RIS-assisted links are more beneficial at low transmit power levels.

NOMA outperforms orthogonal multiple access in spectral efficiency.

The proposed optimization significantly improves system sum spectral efficiency.

Abstract

We consider a reconfigurable intelligent surface (RIS) assisted cell-free massive multiple-input multiple-output non-orthogonal multiple access (NOMA) system, where each access point (AP) serves all the users with the aid of the RIS. We practically model the system by considering imperfect instantaneous channel state information (CSI) and employing imperfect successive interference cancellation at the users end. We first obtain the channel estimates using linear minimum mean square error approach considering the spatial correlation at the RIS and then derive a closed-form downlink spectral efficiency (SE) expression using the statistical CSI. We next formulate a joint optimization problem to maximize the sum SE of the system. We first introduce a novel successive Quadratic Transform (successive-QT) algorithm to optimize the transmit power coefficients using the concept of block optimization along with quadratic transform and then use the particle swarm optimization technique to design the RIS phase shifts.
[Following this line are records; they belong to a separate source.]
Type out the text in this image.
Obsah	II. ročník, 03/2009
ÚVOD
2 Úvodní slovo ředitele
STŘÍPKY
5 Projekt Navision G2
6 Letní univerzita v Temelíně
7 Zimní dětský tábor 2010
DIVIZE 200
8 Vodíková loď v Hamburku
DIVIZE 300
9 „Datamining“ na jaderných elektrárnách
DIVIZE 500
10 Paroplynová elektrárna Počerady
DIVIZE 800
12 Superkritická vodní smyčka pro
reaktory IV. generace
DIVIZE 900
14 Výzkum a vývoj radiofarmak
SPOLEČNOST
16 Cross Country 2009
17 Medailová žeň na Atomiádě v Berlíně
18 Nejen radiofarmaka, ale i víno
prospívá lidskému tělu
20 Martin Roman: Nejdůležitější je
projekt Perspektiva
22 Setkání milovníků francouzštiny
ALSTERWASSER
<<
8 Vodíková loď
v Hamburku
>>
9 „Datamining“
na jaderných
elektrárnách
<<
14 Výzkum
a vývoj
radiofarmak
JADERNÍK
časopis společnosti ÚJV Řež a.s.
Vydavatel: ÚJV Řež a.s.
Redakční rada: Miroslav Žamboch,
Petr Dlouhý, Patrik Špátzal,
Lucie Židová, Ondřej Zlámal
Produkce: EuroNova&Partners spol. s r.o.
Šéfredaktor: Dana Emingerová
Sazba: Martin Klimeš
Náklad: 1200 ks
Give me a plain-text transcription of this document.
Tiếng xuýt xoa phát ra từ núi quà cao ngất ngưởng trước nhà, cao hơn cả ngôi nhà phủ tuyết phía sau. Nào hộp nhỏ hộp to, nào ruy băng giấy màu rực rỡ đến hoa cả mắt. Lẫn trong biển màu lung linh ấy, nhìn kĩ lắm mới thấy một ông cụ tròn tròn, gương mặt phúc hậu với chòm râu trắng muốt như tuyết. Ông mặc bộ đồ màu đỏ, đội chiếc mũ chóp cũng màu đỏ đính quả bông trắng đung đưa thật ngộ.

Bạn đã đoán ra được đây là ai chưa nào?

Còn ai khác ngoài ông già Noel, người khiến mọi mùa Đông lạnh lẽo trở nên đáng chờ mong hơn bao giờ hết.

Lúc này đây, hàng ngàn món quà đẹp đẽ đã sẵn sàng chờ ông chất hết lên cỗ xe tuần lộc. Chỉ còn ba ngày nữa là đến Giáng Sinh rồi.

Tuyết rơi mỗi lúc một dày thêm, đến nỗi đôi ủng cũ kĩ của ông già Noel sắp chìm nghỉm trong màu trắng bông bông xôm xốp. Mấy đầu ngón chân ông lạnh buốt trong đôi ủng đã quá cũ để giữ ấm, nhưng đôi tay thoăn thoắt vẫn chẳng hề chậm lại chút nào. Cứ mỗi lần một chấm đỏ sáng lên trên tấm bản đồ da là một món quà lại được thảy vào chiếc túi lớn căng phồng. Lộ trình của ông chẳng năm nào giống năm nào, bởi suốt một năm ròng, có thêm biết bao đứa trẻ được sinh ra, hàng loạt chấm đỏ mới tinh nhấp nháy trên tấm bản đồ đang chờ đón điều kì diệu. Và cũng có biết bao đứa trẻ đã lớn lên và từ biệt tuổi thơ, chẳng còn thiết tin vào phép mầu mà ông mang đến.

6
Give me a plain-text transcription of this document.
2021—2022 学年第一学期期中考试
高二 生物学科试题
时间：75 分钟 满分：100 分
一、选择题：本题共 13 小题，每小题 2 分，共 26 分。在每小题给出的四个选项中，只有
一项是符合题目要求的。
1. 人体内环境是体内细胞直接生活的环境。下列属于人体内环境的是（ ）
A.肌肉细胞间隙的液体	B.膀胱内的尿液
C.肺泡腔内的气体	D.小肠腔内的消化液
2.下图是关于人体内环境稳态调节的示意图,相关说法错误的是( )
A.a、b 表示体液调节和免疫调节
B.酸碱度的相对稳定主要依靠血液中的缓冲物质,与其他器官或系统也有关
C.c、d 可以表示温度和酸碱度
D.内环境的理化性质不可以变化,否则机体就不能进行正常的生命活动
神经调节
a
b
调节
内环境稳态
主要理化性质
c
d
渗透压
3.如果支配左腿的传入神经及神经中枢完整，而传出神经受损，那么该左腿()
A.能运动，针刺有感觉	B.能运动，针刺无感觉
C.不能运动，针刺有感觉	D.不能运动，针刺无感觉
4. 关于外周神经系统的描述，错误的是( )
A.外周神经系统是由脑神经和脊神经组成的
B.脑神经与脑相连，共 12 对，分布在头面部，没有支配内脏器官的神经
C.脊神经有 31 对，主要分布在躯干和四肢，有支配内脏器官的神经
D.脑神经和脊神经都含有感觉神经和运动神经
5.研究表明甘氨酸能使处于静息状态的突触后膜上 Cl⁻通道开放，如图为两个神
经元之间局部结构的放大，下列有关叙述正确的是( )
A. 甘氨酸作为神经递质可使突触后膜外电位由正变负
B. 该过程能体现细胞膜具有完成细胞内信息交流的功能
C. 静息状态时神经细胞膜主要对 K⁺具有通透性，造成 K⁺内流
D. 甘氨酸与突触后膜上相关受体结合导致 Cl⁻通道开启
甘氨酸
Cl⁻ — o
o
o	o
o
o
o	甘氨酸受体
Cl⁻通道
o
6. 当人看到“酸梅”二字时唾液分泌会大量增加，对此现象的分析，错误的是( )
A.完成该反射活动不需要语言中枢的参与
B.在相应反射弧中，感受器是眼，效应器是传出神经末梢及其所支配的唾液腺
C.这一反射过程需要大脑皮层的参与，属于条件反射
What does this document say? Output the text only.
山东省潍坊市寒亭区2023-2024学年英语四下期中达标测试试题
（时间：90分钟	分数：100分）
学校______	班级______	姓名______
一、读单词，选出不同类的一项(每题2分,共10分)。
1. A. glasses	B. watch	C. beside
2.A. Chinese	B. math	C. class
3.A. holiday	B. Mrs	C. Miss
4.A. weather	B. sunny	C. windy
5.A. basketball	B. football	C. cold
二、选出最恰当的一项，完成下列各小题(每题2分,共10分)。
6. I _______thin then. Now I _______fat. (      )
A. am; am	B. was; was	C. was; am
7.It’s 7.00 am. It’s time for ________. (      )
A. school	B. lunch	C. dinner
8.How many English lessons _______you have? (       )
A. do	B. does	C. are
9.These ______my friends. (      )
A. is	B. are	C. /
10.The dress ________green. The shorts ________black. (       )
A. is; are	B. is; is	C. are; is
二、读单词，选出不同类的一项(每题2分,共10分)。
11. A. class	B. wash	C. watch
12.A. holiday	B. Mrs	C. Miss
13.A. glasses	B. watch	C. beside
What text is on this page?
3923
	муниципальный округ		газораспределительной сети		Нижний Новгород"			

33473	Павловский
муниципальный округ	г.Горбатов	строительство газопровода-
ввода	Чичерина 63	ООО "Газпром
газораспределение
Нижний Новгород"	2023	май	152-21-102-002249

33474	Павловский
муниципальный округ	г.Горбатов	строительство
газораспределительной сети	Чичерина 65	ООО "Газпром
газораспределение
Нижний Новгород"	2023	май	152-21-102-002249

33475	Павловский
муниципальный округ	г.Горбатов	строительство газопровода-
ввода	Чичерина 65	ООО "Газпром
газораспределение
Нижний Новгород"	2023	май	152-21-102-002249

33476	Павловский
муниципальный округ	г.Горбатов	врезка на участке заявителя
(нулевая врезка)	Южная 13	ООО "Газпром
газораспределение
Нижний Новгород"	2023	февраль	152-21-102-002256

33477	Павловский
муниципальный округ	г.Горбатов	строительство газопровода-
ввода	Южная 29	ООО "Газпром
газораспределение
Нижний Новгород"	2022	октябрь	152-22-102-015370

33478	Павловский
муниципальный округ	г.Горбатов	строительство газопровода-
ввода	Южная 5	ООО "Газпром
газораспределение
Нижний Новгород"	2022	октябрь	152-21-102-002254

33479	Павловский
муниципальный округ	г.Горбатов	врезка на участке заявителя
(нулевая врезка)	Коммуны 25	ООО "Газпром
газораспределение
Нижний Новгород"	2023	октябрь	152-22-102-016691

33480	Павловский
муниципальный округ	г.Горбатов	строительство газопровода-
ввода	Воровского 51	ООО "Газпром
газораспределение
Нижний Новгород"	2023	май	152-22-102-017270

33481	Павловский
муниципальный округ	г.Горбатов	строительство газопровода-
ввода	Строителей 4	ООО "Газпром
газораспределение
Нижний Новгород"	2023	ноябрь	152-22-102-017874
Note that most of the existing works on RIS-aided cell-free systems are specific instances of the general scenario studied in this work. We numerically show that i) the RIS-assisted link is more advantageous at lower transmit power regions where the direct link between AP and user is weak, ii) NOMA outperforms orthogonal multiple access schemes in terms of SE, and iii) the proposed joint optimization framework significantly improves the sum SE of the system.